Thermal creep mechanical-based modeling for flush endplate connections in fire

•Steady-state temperature FE analyses are evaluated against experimental data at elevated temperatures.•Steady state creep FE analyses predicted the thermal creep response of flush endplates at fire temperature.•A mechanical-based model is developed to predict the creep behavior of flush endplates connection in fire.•A set of data is provide to account for the creep thermal stresses and deformations in designing flush endlplates in fire.
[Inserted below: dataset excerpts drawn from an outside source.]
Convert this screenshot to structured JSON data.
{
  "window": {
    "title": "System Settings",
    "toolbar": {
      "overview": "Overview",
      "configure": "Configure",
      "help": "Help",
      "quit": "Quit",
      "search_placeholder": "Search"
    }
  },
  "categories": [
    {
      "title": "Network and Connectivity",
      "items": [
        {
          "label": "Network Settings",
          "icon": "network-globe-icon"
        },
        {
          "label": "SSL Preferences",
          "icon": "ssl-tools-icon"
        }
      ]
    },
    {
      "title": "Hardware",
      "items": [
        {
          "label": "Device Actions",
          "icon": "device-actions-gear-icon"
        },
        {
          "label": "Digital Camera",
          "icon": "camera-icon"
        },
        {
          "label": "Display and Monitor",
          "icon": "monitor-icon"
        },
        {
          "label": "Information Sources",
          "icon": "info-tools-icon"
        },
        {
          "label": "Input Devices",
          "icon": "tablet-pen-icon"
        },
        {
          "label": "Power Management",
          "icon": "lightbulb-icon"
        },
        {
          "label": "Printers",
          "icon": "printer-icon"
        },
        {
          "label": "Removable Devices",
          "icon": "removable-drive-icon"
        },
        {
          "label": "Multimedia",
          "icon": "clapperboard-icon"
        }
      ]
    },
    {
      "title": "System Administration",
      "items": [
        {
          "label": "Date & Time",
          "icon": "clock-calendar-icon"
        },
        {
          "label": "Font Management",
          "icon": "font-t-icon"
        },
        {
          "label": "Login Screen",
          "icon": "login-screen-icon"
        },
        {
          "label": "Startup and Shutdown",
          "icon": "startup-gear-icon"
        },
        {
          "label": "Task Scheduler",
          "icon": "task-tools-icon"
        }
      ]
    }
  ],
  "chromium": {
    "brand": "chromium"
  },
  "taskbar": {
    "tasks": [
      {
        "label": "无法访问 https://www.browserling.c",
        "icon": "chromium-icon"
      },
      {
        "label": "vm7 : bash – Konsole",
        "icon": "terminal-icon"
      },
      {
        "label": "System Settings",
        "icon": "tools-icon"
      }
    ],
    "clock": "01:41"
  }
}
A mechanical-based model is developed to predict the time-dependent effect (thermal creep) and the fast loading-rate behavior of flush endplate connections at elevated temperatures during a fire. The fast loading-rate behavior model consists of multi-linear springs that predict each component stiffness, strength, and rotation. The multi-linear springs temperature expressions are based on the ambient temperature formulations proposed in Eurocode3 Part 1.8 where material properties are considered temperature-dependent. To include the effect of thermal creep in the proposed model, a modified Burgers creep model is developed to predict the time-dependent connection rotation and temperature of flush endplate connections. The modified Burgers creep model consists of linear springs and viscous dashpots that predict the time-dependent connection rotation. The proposed model is validated against experimental results available in the literature and finite element (FE) simulations developed as a part of this study. Through explicit consideration of thermal creep effect, the proposed model helps providing important insights into fire-induced thermal stresses and deformations and their implications on designing of flush endplate connections in fire.